Revista Veja
Nem
o céu será o limite enquanto a destinação de dinheiro para eleição for tarefa
dos políticos
Quem
parte e reparte fica sempre com a melhor parte, diz o velho ditado cuja
carapuça serve à perfeição na cabeça dos políticos, detentores que são da
prerrogativa de definir o montante de dinheiro público destinado a financiar as
respectivas sobrevivências eleitorais.
Em breve falaremos da quantidade desses recursos, mas antes vamos abordar a qualidade do conceito segundo o qual cabe à população sustentar de modo integral entidades de direito privado (os partidos) que em tese não teriam a prerrogativa de receber pedaços do Orçamento da União. Nacos nem gordos nem magros, embora gordíssimos, no caso.

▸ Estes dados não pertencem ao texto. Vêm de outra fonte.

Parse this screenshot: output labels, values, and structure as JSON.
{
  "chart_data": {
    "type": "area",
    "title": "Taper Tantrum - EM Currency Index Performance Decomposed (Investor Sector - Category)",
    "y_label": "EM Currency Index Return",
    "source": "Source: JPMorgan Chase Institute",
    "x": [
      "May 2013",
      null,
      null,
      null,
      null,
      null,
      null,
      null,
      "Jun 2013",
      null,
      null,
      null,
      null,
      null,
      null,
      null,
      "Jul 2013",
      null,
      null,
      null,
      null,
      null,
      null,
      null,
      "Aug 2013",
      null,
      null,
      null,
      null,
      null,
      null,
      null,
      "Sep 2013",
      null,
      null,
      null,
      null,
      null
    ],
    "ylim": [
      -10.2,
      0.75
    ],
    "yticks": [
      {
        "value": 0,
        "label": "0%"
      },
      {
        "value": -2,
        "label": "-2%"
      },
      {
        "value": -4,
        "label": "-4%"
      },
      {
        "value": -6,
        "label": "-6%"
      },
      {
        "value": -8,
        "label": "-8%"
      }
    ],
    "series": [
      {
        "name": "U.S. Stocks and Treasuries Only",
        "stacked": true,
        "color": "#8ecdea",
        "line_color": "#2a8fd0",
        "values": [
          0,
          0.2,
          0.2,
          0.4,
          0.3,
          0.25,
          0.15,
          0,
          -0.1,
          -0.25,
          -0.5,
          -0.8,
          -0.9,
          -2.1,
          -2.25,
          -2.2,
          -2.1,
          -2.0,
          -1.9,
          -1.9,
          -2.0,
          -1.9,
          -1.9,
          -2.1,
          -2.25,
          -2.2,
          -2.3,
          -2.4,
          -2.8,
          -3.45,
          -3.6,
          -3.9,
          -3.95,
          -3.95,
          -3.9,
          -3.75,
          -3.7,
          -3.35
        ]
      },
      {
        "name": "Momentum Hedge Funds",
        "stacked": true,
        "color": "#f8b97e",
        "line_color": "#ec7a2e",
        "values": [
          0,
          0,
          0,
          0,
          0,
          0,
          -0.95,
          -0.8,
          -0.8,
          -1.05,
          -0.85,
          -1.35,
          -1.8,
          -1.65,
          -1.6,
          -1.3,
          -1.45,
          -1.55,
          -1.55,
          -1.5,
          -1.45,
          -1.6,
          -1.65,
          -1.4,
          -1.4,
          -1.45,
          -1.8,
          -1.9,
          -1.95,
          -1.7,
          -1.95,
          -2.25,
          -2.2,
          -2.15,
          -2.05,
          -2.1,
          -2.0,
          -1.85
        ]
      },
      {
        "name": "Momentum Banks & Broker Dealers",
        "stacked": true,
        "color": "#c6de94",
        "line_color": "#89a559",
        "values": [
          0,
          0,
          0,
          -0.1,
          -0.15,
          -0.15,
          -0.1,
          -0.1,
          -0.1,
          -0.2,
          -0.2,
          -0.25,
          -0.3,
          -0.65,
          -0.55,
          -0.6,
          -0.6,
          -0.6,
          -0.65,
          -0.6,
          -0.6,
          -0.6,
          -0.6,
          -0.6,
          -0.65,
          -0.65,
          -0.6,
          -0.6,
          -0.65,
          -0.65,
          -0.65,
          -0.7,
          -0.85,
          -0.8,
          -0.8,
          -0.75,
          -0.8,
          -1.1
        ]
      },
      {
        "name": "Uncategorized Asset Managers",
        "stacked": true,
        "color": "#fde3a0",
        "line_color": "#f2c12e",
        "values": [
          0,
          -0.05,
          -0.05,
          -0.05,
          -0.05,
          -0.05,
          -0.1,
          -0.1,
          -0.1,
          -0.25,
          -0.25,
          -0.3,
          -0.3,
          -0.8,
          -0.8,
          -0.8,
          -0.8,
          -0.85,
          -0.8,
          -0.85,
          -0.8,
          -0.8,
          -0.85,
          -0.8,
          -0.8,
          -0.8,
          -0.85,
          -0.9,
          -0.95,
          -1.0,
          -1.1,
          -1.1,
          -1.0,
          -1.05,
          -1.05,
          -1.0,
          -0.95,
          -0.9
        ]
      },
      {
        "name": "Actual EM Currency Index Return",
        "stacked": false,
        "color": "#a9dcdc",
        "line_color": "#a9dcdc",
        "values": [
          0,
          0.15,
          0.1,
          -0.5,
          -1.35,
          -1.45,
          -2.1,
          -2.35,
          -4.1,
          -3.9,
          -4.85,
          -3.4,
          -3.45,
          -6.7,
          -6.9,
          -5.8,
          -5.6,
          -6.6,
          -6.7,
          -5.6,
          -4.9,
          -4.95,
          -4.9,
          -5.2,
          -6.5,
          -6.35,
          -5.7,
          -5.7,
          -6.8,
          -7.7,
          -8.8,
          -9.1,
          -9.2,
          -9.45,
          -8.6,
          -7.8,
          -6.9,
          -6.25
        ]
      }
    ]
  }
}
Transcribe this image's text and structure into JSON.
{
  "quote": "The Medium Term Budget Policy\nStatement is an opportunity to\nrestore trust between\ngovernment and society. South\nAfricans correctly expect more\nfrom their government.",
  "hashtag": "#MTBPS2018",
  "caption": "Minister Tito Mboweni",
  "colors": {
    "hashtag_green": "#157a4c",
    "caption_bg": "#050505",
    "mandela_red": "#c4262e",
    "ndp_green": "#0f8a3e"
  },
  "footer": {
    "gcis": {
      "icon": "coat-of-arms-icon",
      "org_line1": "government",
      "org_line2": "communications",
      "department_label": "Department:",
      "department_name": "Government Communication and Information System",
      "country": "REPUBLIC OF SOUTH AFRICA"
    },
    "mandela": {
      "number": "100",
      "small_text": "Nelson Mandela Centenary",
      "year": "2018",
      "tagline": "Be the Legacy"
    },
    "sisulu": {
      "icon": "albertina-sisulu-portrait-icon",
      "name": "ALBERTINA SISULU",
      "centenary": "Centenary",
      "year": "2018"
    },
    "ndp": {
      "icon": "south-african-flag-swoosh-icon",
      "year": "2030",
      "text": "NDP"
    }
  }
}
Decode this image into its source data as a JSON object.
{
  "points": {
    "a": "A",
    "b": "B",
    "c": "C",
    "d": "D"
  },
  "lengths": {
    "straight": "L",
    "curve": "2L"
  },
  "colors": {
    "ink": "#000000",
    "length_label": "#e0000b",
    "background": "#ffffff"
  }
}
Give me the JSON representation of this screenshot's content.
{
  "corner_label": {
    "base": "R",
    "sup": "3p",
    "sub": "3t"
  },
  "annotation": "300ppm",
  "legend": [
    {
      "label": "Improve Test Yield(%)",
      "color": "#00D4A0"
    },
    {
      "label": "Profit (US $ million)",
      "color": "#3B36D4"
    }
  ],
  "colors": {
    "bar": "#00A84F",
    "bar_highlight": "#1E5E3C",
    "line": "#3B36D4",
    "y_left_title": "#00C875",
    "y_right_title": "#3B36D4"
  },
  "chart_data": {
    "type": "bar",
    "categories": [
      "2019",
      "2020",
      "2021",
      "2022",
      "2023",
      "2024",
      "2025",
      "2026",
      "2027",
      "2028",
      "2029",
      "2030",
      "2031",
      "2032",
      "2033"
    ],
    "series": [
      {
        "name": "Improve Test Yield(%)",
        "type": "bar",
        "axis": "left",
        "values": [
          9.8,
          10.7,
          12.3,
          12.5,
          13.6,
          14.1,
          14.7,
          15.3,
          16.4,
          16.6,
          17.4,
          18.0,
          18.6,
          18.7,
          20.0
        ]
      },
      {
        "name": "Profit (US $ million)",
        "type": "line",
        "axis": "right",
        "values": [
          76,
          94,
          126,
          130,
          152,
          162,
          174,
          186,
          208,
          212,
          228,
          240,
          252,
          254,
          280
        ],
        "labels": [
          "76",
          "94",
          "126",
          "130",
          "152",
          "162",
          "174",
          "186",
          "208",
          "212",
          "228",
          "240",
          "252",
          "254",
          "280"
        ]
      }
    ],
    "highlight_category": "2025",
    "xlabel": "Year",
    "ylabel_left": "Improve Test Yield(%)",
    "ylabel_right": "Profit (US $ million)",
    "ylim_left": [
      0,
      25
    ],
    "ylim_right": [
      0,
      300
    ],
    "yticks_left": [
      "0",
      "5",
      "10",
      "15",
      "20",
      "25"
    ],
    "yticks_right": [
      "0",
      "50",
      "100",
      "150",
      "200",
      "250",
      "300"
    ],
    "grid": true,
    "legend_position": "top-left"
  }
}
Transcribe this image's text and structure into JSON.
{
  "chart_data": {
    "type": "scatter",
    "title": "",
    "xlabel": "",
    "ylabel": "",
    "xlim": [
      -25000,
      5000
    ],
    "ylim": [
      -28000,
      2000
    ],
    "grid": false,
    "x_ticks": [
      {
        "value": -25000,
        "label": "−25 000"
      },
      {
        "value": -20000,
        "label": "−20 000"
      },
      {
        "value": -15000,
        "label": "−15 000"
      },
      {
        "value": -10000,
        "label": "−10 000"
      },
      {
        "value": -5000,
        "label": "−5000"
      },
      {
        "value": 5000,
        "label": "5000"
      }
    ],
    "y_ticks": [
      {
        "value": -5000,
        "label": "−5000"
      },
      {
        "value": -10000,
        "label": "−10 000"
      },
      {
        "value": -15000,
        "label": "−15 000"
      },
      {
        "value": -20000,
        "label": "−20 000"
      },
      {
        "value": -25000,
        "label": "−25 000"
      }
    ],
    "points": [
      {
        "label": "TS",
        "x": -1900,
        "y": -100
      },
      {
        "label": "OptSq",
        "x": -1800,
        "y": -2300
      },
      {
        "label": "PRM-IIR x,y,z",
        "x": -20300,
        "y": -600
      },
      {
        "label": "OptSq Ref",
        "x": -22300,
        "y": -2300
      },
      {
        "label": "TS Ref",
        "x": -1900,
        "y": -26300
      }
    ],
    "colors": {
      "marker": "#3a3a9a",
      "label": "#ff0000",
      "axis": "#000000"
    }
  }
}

Além do ato com aroma de grossa inconstitucionalidade, a vergonhosa cena é acrescida pelo fato de a tarefa sobre a destinação das verbas estar nas mãos dos principais beneficiários do resultado. Se isso não configura grave conflito de interesses, difícil encontrar outra situação em que tal atrito entre vantagens e desvantagens poderia ser aplicado com tanta clareza.
Enquanto
suas altezas continuarem sendo as responsáveis por determinar quanto dos
recursos oriundos dos impostos de todos deve ser carreado para engordar os
cofres dos partidos, nem o céu será o limite ante a sanha da apropriação
indevida de verbas do Tesouro.
Vejamos,
para demonstrar, a evolução da farra desde 2015, quando o Supremo Tribunal
Federal proibiu o financiamento empresarial para campanhas, decisão desde então
usada como pretexto para esse assalto aos recursos públicos.
No
ano anterior, 2014, as empresas haviam dado 3 bilhões de reais aos partidos,
que com isso cobriram 70% de suas despesas.
Em
2018, primeiro pleito sob a nova regra, o então recentemente criado Fundo Eleitoral
deu 1,7 bilhão de reais aos partidos. Na eleição seguinte, municipal, dois anos
depois, a verba subiu para 2,035 bilhões de reais. Uma enormidade,
considerando-se que partido algum está obrigado a participar de eleições e quem
quiser fazê-lo deveria procurar as próprias formas de viabilizar o propósito,
obviamente dentro da obediência aos parâmetros legais.
Pois
chegamos a 2022 na seguinte situação: 4,9 bilhões de reais já aprovados no
Fundo Eleitoral com o governo já pensando em ceder à reivindicação dos partidos
de 5,7 bilhões de reais. O Congresso certamente abraçará de bom grado a
proposta, que nos levaria às seguintes cifras: a esses 5,7 bilhões de reais
seriam acrescentados 972 milhões de reais do Fundo Partidário, mais 840 milhões
de reais (dado de 2014) decorrentes da renúncia fiscal às emissoras.
Numa
perspectiva conservadora, teríamos aí algo em torno de 7,5 bilhões de reais do
suado dinheirinho do brasileiro assolado pela carestia, pelo desemprego e pela
inflação destinados a financiar campanhas eleitorais. Isso num ambiente de
fraquíssima fiscalização e de constantes denúncias sobre o uso indevido de
verbas por parte dos partidos e de seus caciques.
Isso
é normal, aceitável? Não, não é. Atende de maneira republicana à necessidade de
financiar a democracia? Não, não atende. É malandragem, para não dizer
ilegalidade, pura. Afinal, o que houve entre a eleição presidencial de 2018 e a
de 2022 que justifique a multiplicação de verbas à velocidade praticamente
quíntupla levando em conta só o Fundo Eleitoral?
Nada
ocorreu, a não ser a leniência da sociedade diante do intimidador argumento de
que democracias precisam ser financiadas a fim de não sucumbirem a investidas
autoritárias. Uma bobagem, porque não é com dinheiro que se combatem tais
ofensivas, e sim com respostas institucionais fortes e consistentes.
Uma
delas poderia ser um movimento popular para tirar exclusivamente das mãos do
Congresso a tarefa de decidir quem parte e reparte, a fim de que os potenciais
beneficiários não fiquem sempre com a melhor parte.
Daria
certo, seria possível? Talvez. Difícil, porém, pois teria de ser algo que
transcendesse ao Parlamento, feito sem ferir os preceitos da legalidade. A
despeito das possibilidades, probabilidades e dificuldades, seria algo a ser
pensado tendo como alvo principal os direitos da sociedade, entre os quais não
se inclui pagar as contas dos partidos.
Notadamente
na ausência de contrapartidas aos contribuintes, que, ao pagamento das faturas
de campanha, mereceriam no mínimo receber do universo político um tratamento
melhor que os atuais (péssimos) serviços prestados.